"La caractéristique la plus significative de l’encyclique du pape François sur l’environnement [...] ne concerne pas le changement climatique. C’est que le document représente un changement radical dans la pensée catholique - en fait, religieuse occidentale - sur la relation entre les êtres humains et la terre."
(Jay Michaelson, "L’encyclique environnementale du pape François est encore plus radicale qu’il n’y paraît (COMMENTAIRE)", Washington Post, 19 juin 2015).
Laudato Si’ a marqué un moment historique dans la tradition de l’enseignement social catholique. La préoccupation écologique a été portée au premier plan de l’imagination catholique dans ce qui a été largement perçu comme un changement radical. Le sous-titre "Sur le soin de notre maison commune" indiquait une vulnérabilité partagée entre l’humanité et la création non humaine, ce qui affirmait le lien intime dessiné par le théologien de la libération Leonardo Boff, cri de la terre et cri des pauvres. Laudato Si’ est avant tout un appel à l’action humaine, qui témoigne de la tâche de l’enseignement social catholique. Cependant, l’encyclique renforce également la valeur de la vie non humaine. Cela n’est nulle part plus clair que le choix de Jorge Mario Bergoglio de porter le nom de Saint François d’Assise.
Laudato Si’ offre une critique évidente de l’anthropocentrisme : la création non humaine ou la "Terre Mère" doit être incluse dans l’imaginaire moral de l’Église. Cependant, l’audience envisagée de l’encyclique indique que l’écologie intégrale est une question sociale et politique pour tous les hommes et femmes de bonne volonté. Par définition, l’écologie intégrale est l’harmonie avec la création (§225) ; la rupture avec la violence, l’exploitation et l’égoïsme (§230) ; elle nous conduit au cœur de ce que signifie être humain dans le monde (§11) ; et elle insiste sur l’interconnexion de l’ordre créé (§137).

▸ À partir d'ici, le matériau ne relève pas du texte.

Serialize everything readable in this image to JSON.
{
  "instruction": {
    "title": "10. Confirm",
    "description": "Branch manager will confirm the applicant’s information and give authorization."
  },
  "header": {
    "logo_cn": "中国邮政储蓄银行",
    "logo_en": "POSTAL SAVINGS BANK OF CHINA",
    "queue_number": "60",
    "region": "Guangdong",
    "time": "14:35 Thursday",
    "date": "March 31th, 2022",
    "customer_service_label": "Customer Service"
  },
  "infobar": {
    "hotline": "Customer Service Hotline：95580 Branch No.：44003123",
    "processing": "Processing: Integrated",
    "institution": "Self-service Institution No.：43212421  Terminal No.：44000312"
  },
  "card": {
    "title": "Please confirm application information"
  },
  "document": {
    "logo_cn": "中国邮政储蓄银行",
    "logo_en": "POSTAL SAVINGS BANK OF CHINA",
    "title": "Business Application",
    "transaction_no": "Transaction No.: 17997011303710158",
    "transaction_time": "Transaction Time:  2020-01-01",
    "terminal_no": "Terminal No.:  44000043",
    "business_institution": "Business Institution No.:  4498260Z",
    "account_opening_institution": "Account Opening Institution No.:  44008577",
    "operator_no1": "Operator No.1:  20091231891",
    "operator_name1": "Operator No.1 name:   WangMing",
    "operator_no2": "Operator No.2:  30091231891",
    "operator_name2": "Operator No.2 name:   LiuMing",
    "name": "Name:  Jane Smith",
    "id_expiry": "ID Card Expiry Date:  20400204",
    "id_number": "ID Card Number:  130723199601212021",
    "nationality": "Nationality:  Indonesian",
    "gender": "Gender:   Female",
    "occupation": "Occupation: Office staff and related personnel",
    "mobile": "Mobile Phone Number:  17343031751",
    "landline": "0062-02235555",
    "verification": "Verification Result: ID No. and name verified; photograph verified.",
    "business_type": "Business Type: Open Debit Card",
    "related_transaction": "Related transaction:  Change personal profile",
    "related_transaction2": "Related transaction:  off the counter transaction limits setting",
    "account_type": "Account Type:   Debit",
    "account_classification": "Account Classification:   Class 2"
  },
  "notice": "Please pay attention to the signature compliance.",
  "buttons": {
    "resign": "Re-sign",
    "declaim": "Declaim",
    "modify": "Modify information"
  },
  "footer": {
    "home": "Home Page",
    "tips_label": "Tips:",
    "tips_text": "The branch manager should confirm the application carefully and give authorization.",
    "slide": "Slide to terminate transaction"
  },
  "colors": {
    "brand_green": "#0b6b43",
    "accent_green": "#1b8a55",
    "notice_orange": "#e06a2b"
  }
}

Alors que Rerum Novarum - le document fondateur de l’enseignement social catholique - mettait l’accent sur la dignité de l’être humain dans les droits et devoirs du capital et du travail, Laudato Si’ actualise le principe de la dignité humaine dans le contexte du bien-être écologique : comment la vocation humaine à une domination responsable doit-elle se présenter dans le contexte d’un changement climatique irréparable ? Alors que Rerum Novarum insistait sur le fait que l’être humain est si "totalement différent" de la création non humaine que la nature appartient à l’humanité comme une possession, Laudato Si’ intègre l’existence humaine dans l’ordre de la création : l’humanité est distincte mais n’est pas mise à part. Alors que Rerum Novarum s’intéressait au cri des pauvres, Laudato Si’ relie intimement le cri des pauvres au cri de la Terre. Cela a cimenté dans le corps social de l’Église le fait que les cris des pauvres et de la Terre ne font qu’un : les personnes vulnérables dans l’ordre créé crient contre la notion erronée selon laquelle avoir est plus important qu’être. En bref, l’écologie intégrale affirme que la vocation d’être un être humain est de rechercher la vraie connaissance de notre place dans l’ordre créé en relation avec Dieu comme notre source et notre fin.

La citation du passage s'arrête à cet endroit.